Giannascoli, que em tempos se curvou perante os vultos da canção de baixa fidelidade, deixa agora a distorção que encobria a sua voz de parte, revelando um contador de histórias livre e inquieto pelo caminho. “Afterlife”, um dos singles de Headlights, é um verdadeiro tratado de folk indie, guarnecido por arranjos para bandolins e acordeão. “Lousiana” marca um regresso a produções mais rugosas, com o som de motas de alta cilindrada a acomodar um refrão curto e anasalado. “Bounce Boy”, logo a seguir, é igualmente enxuta na forma como entrega uma canção em tudo idiossincrática, entrecortada pelo ruído insistente da caixa de ritmos.

A partir daí a qualidade descamba ligeiramente. O teatro rocambolesco de “Far and Wide” não encaixa com a secção de cordas que atravessa a segunda metade do tema, demasiado cerimoniosa para a encenação que lhe antecede; e a coda de “Is It Still You There” revela-se demasiado delgada para antecipar um final triunfal.

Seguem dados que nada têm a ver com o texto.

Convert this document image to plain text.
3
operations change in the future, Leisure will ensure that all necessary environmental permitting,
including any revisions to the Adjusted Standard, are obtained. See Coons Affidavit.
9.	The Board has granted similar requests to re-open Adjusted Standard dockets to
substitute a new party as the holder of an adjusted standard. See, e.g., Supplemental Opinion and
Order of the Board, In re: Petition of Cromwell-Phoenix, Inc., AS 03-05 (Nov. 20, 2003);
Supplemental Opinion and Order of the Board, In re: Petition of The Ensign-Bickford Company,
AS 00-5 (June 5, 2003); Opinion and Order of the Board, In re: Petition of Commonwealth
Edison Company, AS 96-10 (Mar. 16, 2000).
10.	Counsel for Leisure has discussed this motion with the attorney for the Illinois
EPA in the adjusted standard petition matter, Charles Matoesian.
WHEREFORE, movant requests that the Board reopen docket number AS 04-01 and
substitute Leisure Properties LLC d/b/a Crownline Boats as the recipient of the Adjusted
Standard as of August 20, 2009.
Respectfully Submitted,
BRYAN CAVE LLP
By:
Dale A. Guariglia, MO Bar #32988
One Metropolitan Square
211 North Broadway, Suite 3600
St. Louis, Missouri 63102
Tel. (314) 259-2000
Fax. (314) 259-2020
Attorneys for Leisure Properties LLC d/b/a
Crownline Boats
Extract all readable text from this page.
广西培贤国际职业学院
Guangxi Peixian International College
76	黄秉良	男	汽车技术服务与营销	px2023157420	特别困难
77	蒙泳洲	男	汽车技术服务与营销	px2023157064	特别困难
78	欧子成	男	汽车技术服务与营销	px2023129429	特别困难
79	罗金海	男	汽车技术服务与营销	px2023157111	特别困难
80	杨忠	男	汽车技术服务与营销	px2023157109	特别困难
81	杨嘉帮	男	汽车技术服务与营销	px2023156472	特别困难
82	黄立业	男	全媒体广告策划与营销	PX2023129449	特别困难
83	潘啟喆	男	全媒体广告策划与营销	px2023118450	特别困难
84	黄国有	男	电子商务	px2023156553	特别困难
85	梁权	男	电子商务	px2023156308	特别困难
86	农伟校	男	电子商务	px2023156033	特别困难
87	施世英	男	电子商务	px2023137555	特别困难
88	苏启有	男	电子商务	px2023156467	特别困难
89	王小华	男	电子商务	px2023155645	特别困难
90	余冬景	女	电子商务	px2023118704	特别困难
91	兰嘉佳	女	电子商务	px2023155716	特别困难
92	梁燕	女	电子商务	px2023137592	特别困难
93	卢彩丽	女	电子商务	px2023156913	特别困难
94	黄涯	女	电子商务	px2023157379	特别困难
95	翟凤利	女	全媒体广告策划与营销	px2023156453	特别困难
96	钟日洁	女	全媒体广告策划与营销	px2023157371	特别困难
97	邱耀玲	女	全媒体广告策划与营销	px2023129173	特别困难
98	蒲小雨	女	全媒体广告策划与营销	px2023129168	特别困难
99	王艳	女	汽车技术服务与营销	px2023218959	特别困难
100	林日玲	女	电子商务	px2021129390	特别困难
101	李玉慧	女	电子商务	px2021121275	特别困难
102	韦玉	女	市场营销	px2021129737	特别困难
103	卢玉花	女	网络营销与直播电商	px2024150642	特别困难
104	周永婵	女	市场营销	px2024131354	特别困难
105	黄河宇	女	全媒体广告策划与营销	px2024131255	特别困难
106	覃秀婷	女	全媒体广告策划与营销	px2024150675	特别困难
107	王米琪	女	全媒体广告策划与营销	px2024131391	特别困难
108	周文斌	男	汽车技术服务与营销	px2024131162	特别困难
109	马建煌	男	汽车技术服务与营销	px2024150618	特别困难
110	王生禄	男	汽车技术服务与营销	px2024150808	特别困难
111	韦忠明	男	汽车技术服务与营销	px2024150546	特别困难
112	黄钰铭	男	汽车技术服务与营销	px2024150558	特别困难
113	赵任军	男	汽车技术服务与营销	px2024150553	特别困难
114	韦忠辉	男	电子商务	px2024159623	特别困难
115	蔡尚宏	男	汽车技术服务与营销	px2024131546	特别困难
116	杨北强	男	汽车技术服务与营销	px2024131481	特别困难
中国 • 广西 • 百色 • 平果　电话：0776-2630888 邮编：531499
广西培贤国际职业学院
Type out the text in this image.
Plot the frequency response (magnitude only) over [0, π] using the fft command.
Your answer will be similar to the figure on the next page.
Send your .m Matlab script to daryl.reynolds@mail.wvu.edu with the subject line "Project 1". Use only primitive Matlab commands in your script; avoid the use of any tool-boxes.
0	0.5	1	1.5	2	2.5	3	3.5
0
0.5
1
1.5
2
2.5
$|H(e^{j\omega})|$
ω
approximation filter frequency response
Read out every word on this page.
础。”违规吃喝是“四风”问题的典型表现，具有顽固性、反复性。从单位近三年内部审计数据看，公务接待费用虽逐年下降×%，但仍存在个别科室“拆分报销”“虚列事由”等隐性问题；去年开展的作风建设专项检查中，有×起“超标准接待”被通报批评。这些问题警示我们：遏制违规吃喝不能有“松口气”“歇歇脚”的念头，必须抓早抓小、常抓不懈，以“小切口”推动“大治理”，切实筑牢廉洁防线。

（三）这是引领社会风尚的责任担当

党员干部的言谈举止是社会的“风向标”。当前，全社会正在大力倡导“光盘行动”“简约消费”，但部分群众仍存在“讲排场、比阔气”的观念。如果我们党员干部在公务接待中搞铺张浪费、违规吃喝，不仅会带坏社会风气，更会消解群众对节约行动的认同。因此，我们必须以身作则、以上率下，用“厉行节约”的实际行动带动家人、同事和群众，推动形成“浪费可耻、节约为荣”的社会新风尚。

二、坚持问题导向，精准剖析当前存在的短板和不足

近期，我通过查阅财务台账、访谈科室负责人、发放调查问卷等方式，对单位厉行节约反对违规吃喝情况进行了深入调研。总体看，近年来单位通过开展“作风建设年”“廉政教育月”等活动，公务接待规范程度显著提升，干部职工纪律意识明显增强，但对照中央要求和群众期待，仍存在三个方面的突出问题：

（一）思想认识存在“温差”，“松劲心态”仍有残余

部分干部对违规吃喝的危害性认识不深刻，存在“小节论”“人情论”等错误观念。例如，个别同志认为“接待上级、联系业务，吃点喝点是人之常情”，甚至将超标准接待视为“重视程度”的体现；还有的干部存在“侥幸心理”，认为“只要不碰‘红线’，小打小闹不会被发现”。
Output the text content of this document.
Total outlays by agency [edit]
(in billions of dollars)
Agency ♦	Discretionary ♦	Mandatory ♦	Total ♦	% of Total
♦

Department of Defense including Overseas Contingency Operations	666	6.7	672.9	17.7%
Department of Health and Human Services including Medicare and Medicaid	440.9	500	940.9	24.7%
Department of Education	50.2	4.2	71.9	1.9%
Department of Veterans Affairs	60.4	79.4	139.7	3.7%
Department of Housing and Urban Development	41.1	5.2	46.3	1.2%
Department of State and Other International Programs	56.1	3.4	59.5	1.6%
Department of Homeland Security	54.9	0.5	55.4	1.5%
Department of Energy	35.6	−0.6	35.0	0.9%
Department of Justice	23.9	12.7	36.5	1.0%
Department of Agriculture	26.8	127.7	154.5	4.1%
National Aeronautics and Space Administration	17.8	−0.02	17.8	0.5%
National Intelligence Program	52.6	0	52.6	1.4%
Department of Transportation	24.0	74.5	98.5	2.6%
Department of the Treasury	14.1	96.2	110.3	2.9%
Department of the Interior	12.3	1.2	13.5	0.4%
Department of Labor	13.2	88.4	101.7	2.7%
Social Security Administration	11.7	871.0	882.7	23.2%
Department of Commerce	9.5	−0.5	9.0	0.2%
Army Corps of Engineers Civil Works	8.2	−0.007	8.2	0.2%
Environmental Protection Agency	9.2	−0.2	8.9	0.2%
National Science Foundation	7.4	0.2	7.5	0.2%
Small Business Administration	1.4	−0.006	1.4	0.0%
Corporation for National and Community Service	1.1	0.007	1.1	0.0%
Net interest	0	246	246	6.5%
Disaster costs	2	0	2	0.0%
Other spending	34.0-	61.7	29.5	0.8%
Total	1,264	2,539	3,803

Ainda assim, Giannascoli sabe sacar os trunfos necessários para manter o barco à tona. “Logan Hotel”, gravado com banda em torno de um piano, navega o peso da fama com franqueza reveladora, encerrando o disco com uma vibrante gravação ao vivo.

Como em todos os lançamentos do norte-americano, nada do que se ouve é realmente aquilo que parece. Na jornada interior do músico de 32 anos, o real e a ficção coexistem pacificamente, embora nem sempre de forma discernível. Giannascoli é mestre na arte de baralhar e voltar a dar, movendo-se num exercício constante de construção, desconstrução e restauro. Mas Headlights não tem qualquer intenção de ser críptico. A clareza, desta vez, parece intencional, e é nessa lucidez renovada que reside o seu grande encanto.